About Me

Foto saya
Loves Fam, Loves M Harris Syaputra, Loves Friends.

Kamis, 02 September 2010

Sepucuk Surat

02 September 2010

Kepada yang tersayang, M Harris Syaputra

Tampaknya air mata harus ku keluarkan lagi, dengan bercucuran seperti biasanya.
Entah apa yang membuatku "gemar" mengeluarkan air yang menganak sungai itu.
Dan sekali lagi, kau tidak menyadarinya.
Terlebih, kau tidak perduli padaku.


Terserah apa kata orang.
Terserah apa pendapat orang di ujung dunia sekalipun.
Aku tidak akan peduli.
Aku hanya peduli, sampai kapan kau bisa memperhatikanku?

Beratus-ratus kata-kata sudah ku keluarkan.
Berliter air mata sudah ku keluarkan pula.
1 lusin tissue (bahkan lebih) sudah ku pergunakan.
Dan yang lebih aku pergunakan ialah

"Hati yang kupergunakan untuk lebih bisa mengerti akan dirimu"

Tampaknya aku gagal.
Ya, aku orang yang munafik.
Teringat pada suatu hari kau berkata

"Akhirnya cewe ku bisa mengerti aku"

Bohong! Itu bukan aku!
Itu memang diriku, tetapi bukan sanubariku.
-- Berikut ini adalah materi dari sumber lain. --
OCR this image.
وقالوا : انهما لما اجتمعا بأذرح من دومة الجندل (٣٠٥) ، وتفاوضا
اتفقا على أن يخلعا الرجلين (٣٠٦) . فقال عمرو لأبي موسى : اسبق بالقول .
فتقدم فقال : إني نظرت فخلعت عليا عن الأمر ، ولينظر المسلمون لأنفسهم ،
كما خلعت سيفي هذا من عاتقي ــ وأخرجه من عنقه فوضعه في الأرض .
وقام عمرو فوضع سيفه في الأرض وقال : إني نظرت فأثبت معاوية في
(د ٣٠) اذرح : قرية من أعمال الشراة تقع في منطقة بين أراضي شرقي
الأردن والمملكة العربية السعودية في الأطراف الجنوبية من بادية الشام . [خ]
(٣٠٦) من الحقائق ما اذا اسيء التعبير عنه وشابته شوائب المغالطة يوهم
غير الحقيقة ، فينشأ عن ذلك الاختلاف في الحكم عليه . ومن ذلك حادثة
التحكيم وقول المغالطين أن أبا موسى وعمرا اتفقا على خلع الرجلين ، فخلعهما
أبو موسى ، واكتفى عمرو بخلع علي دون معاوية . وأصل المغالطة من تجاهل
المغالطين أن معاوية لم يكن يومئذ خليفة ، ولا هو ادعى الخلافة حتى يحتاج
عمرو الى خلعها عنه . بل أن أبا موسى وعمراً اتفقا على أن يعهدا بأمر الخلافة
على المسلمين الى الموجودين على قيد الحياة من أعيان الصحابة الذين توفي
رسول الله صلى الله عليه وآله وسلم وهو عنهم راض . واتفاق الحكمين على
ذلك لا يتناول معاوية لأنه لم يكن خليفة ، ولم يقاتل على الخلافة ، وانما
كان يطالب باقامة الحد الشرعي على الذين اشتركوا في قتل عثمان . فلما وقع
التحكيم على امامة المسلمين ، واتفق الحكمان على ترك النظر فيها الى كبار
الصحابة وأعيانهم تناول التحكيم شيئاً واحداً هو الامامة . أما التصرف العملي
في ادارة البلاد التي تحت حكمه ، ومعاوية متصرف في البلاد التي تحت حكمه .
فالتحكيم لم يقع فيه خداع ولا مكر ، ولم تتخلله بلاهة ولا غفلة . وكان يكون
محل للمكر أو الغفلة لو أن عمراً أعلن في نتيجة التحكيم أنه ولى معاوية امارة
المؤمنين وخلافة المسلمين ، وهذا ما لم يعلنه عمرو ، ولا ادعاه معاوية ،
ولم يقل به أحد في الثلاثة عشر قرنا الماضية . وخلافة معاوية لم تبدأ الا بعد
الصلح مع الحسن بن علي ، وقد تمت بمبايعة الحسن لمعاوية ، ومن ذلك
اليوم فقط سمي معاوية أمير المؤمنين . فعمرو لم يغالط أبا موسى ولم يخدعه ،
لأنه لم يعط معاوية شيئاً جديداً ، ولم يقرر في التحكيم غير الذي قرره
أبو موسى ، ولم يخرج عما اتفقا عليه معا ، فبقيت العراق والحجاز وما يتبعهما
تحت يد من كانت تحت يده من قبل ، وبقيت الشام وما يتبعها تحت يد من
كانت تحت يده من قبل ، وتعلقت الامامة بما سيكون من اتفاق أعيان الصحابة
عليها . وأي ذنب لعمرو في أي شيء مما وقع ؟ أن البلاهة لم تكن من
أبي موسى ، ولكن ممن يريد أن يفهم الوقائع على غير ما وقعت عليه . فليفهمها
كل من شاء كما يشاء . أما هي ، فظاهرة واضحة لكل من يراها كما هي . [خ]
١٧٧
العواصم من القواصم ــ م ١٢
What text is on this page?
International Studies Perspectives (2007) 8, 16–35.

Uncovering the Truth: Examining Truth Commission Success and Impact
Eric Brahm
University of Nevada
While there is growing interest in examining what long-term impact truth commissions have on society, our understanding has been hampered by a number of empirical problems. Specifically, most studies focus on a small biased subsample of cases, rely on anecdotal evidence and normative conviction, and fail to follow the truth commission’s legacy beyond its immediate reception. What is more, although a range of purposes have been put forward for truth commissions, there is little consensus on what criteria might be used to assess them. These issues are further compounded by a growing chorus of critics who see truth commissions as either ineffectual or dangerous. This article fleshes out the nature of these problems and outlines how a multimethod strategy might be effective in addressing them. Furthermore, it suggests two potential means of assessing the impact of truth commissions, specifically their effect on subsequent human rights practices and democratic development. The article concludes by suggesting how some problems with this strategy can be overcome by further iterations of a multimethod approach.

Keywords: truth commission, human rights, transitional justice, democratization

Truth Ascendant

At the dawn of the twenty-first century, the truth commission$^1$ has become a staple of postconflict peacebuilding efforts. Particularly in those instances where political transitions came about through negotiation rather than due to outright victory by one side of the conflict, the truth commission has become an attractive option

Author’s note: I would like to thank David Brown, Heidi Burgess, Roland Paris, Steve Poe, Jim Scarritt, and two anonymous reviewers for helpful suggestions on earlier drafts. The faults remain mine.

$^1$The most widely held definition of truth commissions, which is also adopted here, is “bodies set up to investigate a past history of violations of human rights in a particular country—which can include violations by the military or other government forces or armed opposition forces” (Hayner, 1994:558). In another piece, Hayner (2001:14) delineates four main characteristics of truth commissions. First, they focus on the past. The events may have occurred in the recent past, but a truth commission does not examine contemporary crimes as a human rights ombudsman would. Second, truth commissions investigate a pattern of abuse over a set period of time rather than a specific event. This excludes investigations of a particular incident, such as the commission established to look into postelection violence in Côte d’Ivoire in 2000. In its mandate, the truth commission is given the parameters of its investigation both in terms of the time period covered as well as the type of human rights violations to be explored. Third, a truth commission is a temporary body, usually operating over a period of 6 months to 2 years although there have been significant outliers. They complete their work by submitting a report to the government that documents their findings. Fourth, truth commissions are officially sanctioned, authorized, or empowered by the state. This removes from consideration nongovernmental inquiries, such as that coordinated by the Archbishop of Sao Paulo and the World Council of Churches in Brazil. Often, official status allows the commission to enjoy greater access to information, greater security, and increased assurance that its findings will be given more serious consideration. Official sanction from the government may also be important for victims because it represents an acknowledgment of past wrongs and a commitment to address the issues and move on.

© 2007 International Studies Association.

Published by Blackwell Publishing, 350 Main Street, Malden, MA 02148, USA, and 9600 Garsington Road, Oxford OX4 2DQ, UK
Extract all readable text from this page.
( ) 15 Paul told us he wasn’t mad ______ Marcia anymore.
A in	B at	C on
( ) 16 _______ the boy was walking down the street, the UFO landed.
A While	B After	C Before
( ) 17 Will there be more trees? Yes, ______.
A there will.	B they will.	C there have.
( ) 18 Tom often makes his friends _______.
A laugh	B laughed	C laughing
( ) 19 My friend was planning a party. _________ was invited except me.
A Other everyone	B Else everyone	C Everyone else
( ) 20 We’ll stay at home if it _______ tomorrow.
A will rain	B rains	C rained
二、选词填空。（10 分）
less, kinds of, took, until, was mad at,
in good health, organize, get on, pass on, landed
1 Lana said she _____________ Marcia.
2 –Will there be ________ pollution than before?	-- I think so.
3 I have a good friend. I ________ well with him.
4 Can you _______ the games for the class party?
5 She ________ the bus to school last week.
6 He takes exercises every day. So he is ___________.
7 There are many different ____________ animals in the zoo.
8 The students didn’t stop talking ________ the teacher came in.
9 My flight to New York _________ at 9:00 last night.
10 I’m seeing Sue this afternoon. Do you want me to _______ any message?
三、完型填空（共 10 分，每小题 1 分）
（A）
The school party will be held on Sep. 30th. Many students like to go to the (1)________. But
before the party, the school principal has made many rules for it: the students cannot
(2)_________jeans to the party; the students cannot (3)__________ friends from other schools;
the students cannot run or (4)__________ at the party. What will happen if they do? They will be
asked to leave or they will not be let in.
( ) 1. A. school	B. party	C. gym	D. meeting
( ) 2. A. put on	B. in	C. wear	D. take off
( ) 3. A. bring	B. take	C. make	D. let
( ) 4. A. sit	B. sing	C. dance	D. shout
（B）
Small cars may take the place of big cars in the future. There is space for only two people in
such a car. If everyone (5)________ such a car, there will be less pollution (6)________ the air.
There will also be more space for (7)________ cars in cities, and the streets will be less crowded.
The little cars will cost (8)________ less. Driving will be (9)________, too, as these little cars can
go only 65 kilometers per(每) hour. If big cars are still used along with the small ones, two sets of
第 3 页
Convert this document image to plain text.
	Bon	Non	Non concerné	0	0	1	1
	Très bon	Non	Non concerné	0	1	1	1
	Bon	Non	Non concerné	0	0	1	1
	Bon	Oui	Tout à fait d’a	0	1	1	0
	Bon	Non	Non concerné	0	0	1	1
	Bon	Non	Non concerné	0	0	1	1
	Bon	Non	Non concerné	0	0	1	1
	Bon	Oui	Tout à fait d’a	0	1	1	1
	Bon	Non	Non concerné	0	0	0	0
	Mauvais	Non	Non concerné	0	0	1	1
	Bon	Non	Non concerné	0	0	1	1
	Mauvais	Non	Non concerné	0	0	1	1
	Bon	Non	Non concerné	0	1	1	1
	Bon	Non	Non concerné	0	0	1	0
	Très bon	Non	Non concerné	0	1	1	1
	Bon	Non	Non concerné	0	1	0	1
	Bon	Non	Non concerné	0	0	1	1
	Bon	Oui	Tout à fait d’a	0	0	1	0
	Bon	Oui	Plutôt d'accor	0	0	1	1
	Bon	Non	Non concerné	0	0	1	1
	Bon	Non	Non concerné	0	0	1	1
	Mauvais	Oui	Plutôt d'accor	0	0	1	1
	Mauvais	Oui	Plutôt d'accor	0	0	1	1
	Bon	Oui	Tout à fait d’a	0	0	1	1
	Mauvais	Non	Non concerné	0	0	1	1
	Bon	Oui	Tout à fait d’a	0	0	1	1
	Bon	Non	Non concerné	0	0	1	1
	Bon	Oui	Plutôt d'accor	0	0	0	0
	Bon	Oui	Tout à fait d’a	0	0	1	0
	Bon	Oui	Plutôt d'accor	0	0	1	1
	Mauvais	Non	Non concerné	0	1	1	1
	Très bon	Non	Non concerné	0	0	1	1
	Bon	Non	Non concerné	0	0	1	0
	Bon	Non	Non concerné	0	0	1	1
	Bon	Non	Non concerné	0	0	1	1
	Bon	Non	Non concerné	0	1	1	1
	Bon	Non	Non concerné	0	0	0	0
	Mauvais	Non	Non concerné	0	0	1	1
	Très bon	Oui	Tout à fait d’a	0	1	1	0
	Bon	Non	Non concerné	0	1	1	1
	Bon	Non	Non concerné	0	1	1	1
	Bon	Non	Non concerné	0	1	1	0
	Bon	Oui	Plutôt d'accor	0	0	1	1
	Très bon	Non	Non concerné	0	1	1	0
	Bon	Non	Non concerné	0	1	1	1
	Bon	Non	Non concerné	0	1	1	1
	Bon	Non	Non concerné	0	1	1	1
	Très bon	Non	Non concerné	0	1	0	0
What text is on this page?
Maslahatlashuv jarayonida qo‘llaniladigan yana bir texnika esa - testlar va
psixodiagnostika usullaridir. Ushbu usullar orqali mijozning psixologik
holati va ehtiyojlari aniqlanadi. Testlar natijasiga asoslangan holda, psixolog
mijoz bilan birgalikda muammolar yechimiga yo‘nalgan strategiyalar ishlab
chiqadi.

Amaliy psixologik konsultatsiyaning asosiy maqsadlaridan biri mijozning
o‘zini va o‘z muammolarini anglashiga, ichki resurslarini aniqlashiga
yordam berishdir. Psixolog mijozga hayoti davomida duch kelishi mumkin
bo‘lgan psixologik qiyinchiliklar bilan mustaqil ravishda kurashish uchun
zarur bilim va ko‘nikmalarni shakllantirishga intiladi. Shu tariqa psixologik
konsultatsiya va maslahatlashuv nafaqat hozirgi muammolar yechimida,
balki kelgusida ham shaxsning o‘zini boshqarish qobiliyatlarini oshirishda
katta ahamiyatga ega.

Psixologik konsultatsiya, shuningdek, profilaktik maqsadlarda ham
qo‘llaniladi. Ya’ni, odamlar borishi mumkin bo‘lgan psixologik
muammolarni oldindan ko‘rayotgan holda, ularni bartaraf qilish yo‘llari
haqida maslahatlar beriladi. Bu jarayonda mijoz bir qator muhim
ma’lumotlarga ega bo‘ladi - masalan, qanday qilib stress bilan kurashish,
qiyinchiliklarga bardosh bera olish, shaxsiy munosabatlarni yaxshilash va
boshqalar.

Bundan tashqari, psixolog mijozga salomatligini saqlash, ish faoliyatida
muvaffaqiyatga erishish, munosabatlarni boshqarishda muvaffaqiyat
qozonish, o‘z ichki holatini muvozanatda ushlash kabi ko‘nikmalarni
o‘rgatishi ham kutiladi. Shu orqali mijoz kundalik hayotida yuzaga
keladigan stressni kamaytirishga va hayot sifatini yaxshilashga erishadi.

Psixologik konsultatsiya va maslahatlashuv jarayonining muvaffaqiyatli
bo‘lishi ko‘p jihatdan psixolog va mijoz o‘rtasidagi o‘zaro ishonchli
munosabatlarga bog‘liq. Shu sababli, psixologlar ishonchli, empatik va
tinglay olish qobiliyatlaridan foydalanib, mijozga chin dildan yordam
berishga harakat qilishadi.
Tampaknya di saat aku menulis ini pun sepertinya kau tidak akan pernah sadar.
Berapa kali aku harus menangis?
Dan berapa kali pula aku harus menanggung semua ini?
Beban yang tak kunjung selesai.
Beban kita.

Aku bukan seseorang yang bisa kamu anggap dewasa.
Dan aku hanya berharap kamu bisa mengerti keadaanku ini.
Aku tidak menuntut lebih, selain
PERHATIANMU

Aku merasa sendiri, padahal kau selalu ada di dalam hatiku.
Aku merasa aku bukanlah kekasihmu.
Aku merasa hanya pajangan dalam hatimu.
Karena kamu tidak pernah sekalipun perduli padaku.

Aku bukan peramal yang bisa menebak akan dirimu.
SEKALI LAGI
Aku bukanlah seseorang yang bisa menebak sanubarimu.
Aku hanya anak kecil seperti yang kamu bilang, yang sedang berproses untuk masa transisi.

Semua orang beranggapan bahwa aku beban buatmu.
Aku terlalu membebanimu.
Dan aku tidak pernah bisa mengerti akan dirimu.

Tapi lihatlah aku.
Lihat melalui mata hatimu.
Terlalu lemahkah aku selama ini?
Dan aku selalu berusaha menahan air mata karenamu.

Hargai aku dengan segala usahaku.
Jangan pernah memandang aku hanya sebelah mata.
Jangan pandang aku melalui keegoisanmu.
Pandanglah aku sebagaimana aku memandang dirimu.
Yang selalu baik sebagaimanapun dirimu terhadapku.

Aku memang hakim untukmu
Jaksa yang banyak mau.
Pengacara yang menuntut hak.
Tetapi sebagaimana hak yang harus aku dapatkan.

Aku lelah untuk semua ini.
Dan aku berharap kamu mau untuk menerima semua kekesalanku.
Lihatlah aku disini, jangan pernah melihat ke orang lain.
Lihat bagaimana air mata ini kembali mengalir untukmu.

Aku BOSAN. SANGAT BOSAN.
Dan terlalu bosan sehingga aku muak dengan ini semua.
Aku harus mengubur perasaanku kembali.
Dan aku harus berkorban untuk menstabilkan emosiku.

"Tidakkah kau pikir itu terlampau sulit buatku?"

"Bayangkan hatiku ini seperti tembok yang kokoh dan keras. Di saat kau membuatku menangis, bayangkan kau menancapkan satu buah paku dengan dorongan palu hampir 1000x. Setiap kau membuatku menangis, paku itu akan melubangi tembok itu. Hingga akhirnya tembok ini akan hancur, dan tidak ada tempat untuk mengukir paku itu. Bayangkan itu sebagai hatiku. Dikala hatiku terlampau remuk, masih adakah sisa yang akan kuberi dalam sanubariku untukmu? Pikirkan itu dengan seksama, dan jangan pernah meremehkan aku sebagai perempuan yang lemah."